Bezos and Puigdemont’s Journey

Among the thousands of unpleasant consequences of the judicial process today after the pardons, new problems are forthcoming from the hand of the increasingly evident mediocre and festering Spanish justice system.

I am disappointed that at the height of privatization, there is now a space race between private billionaires. They spend what is so badly needed here on Earth on rockets so they can have fun with weightlessness and enjoy champagne and oysters with friends, while they look down without seeing us from the hatch. Spending some 10 minutes in space just for the pleasure of it, without journeying to the Moon or Mars, Jeff Bezos then fell neatly into a capsule lowered by a parachute. He emerged laughing, and boasted about doing it again. He had prepared well. He has the means to do this without risking his homes, his yachts or his lifestyle. He is anything but a braggart, even if I am ideologically opposed to what he has done.

As a Catalan, it is impossible to avoid the comparison with another trip into the atmosphere that Artur Mas and Carles Puigdemont made in haste during the last decade with no advance preparationg and without explaining how we would live after the trial of millions of people they wanted to share sausage and wine with during the journey to Ithaca, and ignoring the other millions of people left behind. The collapse of this balloon was pathetic; the president of Catalonia fled Spain without warning that he was not going to show up for those who had followed him. The rise and fall of the judicial process has coincided with an impoverished Catalonia, overwhelmed by a Madrid that destroys everything it touches, from goods to the law.

Among the thousands of unpleasant consequences of that irresponsible and illegal trip by Mas and Puigdemont, even today after the pardons, new problems are emerging from a mediocre and festering Spanish justice system, problems that are increasingly evident.
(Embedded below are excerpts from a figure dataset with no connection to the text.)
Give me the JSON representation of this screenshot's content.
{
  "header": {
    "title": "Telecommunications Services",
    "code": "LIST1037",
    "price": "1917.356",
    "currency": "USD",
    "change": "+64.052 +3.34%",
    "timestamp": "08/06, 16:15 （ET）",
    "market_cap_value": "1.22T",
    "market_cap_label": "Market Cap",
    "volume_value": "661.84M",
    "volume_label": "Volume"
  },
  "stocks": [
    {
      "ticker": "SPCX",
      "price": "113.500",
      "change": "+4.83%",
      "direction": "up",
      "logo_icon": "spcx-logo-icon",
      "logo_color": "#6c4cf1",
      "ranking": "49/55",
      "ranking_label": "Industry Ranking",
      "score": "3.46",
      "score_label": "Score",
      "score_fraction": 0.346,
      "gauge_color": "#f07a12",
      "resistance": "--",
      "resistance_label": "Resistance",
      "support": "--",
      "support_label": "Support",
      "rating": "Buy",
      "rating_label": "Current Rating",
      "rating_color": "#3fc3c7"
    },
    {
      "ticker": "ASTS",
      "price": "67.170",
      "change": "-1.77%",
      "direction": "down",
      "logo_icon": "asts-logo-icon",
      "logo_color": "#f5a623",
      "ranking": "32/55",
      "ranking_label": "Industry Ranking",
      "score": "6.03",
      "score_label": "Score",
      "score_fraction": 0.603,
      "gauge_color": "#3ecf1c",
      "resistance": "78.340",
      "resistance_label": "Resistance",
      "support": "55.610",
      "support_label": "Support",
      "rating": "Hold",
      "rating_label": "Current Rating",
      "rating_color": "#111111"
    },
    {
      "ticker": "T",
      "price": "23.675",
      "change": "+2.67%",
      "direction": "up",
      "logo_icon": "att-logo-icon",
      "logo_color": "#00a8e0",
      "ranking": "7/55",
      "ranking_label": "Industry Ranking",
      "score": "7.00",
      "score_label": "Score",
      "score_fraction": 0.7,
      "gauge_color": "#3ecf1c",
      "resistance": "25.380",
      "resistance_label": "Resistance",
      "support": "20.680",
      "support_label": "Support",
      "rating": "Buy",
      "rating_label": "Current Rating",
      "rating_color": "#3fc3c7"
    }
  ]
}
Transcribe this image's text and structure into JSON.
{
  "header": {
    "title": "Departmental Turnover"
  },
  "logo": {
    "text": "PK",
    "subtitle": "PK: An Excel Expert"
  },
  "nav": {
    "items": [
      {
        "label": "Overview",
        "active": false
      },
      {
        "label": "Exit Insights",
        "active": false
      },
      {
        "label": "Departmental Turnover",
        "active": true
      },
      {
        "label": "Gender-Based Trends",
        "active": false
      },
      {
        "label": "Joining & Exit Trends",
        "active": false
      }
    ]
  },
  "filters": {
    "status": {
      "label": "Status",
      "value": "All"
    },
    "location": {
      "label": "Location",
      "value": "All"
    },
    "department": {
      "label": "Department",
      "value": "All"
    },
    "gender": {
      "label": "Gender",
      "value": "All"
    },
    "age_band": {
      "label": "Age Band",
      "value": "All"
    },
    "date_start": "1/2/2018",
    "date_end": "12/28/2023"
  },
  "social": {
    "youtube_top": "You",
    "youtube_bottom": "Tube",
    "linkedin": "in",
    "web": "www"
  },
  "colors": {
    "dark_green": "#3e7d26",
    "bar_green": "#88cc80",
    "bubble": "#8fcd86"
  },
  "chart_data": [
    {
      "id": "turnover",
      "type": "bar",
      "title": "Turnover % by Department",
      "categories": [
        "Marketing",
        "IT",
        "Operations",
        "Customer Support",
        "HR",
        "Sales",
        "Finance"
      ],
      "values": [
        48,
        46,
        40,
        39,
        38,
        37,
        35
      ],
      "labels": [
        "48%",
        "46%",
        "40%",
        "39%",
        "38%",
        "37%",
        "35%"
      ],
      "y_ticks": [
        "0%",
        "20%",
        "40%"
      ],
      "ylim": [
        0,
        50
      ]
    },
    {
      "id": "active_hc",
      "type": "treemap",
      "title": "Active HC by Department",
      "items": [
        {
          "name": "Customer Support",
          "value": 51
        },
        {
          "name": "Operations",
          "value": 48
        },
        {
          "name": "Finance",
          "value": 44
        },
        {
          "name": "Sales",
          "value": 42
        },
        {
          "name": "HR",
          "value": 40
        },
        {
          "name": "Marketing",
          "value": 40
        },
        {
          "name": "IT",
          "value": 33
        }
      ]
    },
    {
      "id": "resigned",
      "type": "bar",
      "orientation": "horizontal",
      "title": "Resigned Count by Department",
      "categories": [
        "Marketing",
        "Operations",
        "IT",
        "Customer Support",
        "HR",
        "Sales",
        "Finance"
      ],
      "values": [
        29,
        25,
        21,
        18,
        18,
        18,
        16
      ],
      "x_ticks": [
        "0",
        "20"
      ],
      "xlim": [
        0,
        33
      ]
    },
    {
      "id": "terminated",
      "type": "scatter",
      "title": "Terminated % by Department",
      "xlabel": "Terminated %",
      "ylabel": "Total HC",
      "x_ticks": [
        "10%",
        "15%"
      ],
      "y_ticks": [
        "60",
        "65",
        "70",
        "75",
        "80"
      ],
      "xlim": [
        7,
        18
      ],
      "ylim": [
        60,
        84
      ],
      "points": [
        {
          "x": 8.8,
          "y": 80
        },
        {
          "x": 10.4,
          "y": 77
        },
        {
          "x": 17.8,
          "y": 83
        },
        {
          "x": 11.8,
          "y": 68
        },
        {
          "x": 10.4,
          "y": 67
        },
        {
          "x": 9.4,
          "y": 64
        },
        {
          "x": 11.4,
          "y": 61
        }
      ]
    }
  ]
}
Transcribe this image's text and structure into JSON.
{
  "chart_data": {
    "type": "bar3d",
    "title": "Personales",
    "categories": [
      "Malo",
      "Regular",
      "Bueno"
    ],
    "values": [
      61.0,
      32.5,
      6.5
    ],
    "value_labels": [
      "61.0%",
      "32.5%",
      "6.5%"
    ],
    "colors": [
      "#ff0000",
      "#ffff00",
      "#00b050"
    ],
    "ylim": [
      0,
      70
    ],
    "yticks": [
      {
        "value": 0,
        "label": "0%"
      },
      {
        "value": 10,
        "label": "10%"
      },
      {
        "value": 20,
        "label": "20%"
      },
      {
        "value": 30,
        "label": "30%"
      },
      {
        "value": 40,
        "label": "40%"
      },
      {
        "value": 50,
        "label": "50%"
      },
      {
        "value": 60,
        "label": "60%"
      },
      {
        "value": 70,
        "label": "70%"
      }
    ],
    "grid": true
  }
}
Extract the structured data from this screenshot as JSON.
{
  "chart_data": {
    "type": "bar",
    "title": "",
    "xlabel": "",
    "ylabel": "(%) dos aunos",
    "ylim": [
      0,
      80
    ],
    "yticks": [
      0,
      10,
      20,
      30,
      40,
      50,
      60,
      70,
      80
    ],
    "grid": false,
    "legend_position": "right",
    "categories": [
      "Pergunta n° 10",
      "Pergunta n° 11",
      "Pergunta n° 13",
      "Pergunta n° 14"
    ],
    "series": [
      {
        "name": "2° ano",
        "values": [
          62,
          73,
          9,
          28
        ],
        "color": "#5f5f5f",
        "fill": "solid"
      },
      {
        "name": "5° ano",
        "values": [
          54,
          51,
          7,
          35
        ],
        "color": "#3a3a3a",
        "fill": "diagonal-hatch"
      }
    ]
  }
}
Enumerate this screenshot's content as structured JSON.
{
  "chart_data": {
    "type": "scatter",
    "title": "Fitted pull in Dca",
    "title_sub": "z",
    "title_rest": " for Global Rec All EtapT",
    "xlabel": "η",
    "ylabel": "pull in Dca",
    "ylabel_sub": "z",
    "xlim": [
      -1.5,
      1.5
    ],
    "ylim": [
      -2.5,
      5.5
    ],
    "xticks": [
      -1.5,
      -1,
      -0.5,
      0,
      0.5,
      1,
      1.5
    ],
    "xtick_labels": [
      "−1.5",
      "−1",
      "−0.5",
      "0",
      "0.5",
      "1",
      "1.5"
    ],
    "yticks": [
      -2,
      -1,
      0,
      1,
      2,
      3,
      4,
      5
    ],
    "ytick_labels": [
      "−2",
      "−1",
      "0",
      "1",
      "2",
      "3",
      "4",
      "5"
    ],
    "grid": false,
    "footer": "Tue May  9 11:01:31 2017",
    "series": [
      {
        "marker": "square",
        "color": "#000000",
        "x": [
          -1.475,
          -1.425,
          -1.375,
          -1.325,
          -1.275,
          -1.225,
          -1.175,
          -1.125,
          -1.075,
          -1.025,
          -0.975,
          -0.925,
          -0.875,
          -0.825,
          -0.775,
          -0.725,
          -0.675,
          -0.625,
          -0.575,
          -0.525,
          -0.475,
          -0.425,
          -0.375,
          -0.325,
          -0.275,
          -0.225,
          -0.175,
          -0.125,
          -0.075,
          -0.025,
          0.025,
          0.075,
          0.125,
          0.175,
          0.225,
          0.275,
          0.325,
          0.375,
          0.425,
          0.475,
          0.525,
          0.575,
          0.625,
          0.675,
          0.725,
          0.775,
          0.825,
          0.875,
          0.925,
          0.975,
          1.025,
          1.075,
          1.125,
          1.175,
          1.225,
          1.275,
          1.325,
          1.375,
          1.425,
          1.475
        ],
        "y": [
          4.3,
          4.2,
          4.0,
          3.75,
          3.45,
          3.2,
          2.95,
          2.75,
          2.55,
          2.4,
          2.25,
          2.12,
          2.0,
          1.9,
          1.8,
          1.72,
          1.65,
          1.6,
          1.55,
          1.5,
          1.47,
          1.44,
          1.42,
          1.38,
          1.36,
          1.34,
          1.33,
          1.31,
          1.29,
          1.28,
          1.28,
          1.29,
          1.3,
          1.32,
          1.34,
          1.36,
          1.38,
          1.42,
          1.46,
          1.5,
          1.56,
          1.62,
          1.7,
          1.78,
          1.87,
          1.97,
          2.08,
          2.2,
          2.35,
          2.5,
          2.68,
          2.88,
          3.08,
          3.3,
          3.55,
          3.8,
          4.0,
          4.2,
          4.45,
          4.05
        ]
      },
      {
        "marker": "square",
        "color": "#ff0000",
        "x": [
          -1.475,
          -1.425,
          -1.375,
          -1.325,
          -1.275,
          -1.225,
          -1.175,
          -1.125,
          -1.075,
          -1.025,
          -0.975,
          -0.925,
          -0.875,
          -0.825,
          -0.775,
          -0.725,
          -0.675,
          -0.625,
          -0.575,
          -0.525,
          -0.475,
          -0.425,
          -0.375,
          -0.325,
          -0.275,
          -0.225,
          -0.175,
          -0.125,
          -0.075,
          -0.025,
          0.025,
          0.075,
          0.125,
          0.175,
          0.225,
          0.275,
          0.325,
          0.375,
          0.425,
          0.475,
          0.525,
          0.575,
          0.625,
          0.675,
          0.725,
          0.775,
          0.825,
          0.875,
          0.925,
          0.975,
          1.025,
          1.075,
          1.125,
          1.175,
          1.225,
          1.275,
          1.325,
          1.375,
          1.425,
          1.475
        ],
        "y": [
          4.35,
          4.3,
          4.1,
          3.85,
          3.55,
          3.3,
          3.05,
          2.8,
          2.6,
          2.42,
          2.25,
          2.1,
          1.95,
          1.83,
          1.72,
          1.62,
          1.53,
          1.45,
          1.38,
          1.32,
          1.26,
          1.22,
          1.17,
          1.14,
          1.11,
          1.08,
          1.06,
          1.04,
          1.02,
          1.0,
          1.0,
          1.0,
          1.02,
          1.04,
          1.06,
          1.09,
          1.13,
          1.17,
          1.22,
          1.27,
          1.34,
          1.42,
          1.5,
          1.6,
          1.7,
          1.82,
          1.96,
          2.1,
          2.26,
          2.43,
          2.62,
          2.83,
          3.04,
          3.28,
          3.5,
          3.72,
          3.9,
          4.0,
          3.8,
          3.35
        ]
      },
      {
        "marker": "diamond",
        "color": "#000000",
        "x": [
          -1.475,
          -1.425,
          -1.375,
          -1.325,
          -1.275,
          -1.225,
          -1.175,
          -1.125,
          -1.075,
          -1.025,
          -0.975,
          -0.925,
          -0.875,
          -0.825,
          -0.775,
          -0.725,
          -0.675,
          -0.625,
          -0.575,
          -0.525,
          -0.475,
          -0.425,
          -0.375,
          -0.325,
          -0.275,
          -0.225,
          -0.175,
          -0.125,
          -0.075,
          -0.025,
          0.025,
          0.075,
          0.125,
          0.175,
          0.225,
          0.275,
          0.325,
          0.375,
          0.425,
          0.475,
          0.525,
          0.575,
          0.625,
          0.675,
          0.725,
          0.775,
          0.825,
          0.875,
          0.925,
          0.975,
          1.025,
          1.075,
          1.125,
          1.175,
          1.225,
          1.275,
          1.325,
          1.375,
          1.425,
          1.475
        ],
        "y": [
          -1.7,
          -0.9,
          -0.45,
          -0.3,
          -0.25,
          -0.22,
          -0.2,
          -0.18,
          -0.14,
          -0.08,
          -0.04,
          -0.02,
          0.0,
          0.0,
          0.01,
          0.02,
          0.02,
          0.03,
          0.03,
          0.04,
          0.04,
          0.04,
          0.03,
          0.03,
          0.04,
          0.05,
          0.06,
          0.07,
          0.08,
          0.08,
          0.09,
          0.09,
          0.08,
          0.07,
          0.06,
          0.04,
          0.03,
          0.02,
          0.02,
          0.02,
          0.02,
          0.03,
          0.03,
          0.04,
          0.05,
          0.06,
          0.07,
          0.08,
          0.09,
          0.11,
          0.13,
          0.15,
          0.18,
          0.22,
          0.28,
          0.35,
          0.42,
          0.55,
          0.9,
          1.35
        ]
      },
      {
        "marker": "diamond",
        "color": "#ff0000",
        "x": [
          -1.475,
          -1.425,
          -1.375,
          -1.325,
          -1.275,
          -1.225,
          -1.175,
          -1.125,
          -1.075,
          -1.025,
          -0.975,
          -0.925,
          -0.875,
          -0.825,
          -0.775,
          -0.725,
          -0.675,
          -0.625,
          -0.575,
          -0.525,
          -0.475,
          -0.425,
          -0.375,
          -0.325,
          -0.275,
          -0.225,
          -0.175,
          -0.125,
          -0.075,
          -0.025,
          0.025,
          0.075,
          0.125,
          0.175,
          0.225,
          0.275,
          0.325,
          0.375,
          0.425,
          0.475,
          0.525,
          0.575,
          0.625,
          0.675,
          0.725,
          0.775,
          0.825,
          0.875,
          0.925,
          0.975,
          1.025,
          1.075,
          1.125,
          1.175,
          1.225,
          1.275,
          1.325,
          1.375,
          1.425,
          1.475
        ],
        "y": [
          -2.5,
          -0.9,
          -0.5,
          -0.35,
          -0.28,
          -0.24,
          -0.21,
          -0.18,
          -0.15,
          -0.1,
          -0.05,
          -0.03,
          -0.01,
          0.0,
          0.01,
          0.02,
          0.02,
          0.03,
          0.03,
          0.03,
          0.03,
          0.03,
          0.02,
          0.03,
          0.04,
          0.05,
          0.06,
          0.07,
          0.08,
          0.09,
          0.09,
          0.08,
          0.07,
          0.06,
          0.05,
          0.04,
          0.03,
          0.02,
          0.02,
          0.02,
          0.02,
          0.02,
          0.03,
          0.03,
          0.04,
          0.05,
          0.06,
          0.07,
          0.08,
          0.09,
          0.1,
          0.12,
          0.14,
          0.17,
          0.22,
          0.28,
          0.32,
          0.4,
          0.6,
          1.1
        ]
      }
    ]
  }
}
It is a pit from which either the European Union and its tempered justice will pull us out of, or it may last for several more decades. The accounts of the Gran Capitán made by the Court of Auditors are abusive and constitutionally questionable. The only similar testimony in its favor are from those who assure that the Catalonian government neither spent nor should return a penny of its anti-Spanish foreign propaganda.

Who will return whatever money was embezzled in the form of services to the people? The all too familiar moments during which the judicial process failed to support the Spanish government are behind us. Given the current state of deflation, without credit to pay back the bonds linked to the alleged embezzlement (no thanks to the banks which spent considerable money to move their headquarters), the legally fearful Catalonian government does not want to spend any more money and seeks to organize a massive fundraising effort. This threatens to turn into serious amounts as time continues to pass from those days when things were possible and free, despite the fact matters have settled, and the future powers are well financed albeit challenged by the forces of independence and the decisive left-leaning wing of the Catalonian Popular Unity Candidacy party.